Dec 25, 2010

Obama hesitates to call polar bears endangered species



Pressure from corporate polluters may be causing the Obama Administration to keep from changing the protection status of polar bears form threatened to endangered.

“A change from threatened to endangered status “would have profound consequences,” said Richard Ranger, senior policy advisor for the American Petroleum Institute, a lead litigant on the industry side,” according to The Los Angeles Times.

Climate change is at the heart of the debate over the fate of the polar bear. The ice sheets they call home are rapidly shrinking, and with them go the polar bear’s ability to hunt and breed.

If polar bears were declared an endangered species, the companies responsible for polluting the environment and increasing greenhouse gases would be forced by law to comply with stiffer regulations.
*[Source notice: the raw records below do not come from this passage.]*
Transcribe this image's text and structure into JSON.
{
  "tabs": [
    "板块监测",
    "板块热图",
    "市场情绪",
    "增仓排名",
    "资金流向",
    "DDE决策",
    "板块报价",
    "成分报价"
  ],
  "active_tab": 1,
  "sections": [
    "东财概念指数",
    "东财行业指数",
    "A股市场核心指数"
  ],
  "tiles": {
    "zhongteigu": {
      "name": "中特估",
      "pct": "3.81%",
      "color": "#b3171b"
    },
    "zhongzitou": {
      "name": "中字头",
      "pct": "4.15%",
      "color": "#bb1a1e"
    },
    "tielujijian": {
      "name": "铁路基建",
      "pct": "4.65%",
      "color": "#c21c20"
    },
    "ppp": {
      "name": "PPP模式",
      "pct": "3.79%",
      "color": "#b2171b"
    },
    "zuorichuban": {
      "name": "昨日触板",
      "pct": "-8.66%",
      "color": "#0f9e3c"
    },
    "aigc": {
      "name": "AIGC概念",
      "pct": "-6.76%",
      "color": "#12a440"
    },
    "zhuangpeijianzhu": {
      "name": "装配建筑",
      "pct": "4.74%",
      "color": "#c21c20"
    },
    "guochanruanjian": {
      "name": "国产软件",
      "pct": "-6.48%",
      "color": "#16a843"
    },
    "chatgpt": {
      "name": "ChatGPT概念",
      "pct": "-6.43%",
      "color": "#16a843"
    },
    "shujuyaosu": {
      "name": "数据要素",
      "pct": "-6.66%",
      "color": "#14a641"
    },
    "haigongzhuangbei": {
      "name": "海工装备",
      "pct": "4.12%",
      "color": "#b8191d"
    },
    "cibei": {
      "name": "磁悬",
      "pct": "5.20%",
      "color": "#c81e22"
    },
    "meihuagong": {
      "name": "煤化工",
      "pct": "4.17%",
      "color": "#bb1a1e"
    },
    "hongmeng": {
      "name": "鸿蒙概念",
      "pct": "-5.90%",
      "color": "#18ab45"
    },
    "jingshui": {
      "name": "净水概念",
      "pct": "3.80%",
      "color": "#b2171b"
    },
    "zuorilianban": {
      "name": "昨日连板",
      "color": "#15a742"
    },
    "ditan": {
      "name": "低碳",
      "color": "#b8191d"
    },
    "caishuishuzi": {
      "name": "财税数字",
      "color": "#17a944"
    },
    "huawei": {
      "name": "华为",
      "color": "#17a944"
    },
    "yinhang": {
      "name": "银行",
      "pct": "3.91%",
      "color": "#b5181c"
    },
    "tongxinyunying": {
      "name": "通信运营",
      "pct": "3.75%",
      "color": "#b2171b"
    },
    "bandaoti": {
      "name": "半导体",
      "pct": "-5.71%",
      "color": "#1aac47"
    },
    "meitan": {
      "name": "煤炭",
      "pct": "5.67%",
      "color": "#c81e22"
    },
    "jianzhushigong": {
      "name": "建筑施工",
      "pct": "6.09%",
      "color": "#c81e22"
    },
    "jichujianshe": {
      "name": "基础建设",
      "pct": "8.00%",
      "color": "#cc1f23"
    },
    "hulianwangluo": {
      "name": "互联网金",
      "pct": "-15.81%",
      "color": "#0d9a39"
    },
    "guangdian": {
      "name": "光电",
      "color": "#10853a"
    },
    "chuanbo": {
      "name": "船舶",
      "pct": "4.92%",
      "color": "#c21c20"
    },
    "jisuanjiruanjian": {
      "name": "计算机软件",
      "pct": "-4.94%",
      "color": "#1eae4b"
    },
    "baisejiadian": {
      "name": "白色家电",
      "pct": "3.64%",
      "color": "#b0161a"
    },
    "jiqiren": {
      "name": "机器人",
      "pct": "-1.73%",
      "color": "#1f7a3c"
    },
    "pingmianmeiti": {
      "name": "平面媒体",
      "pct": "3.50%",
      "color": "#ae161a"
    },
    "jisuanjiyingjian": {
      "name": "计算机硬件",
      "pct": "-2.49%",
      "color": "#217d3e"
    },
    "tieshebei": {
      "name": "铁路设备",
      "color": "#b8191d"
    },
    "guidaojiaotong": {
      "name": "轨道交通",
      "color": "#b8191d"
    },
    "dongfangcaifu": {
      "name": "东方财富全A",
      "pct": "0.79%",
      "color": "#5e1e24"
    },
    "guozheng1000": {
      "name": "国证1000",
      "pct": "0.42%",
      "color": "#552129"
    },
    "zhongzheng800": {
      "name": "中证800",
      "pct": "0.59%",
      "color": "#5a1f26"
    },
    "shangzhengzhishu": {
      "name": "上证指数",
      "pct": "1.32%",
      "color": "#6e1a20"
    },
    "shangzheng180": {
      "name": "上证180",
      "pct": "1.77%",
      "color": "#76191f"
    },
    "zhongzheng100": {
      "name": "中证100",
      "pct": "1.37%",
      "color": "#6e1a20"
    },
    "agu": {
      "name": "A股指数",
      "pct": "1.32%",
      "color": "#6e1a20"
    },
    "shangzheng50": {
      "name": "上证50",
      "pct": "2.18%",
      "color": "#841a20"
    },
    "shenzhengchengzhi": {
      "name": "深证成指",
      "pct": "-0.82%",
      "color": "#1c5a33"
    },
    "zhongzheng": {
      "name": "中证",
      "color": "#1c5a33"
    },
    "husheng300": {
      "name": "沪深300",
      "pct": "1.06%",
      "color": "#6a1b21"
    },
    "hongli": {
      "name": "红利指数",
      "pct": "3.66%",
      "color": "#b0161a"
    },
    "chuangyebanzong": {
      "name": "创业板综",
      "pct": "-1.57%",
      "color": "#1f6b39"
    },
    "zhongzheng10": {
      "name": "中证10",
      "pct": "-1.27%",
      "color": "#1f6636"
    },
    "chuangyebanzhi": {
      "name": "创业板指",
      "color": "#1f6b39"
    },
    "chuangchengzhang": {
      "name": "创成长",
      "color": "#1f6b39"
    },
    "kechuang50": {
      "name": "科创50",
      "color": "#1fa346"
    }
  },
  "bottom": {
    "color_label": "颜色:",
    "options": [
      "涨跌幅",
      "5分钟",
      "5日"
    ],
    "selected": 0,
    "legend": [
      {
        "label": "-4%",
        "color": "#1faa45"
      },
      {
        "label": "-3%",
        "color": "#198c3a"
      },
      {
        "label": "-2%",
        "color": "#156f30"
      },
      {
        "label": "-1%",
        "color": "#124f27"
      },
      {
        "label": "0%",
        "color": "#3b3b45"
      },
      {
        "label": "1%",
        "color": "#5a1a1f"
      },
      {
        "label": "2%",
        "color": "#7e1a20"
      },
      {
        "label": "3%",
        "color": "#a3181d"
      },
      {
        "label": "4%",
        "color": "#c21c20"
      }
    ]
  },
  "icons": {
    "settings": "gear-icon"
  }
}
That would cost them money, which in turn, may cut their profits.

According to The LA Times, “There is a pronounced push-back from industry because they rightly see that they will have to modify or mitigate their activities to comply with the laws,” said Andrew Wetzler, director of the Land and Wildlife program at the Natural Resources Defense Council, one of the groups suing to change the polar bear’s status to endangered.”

The battle over greenhouse gasses and climate change is about more than preserving animals like the polar bear; it’s about corporate profits versus anything that stands in their way. In this case, that includes the polar bear.

It’s difficult to image a world without polar bears. They have been an icon of the arctic and featured in children's stories for centuries. If they lose this battle, the next generation may only know them as another animal that went extinct. And when a child asks, ‘what happened to the polar bears?’ the only answer we will be able to give them is, we let them die because we didn’t have the political strength to save them.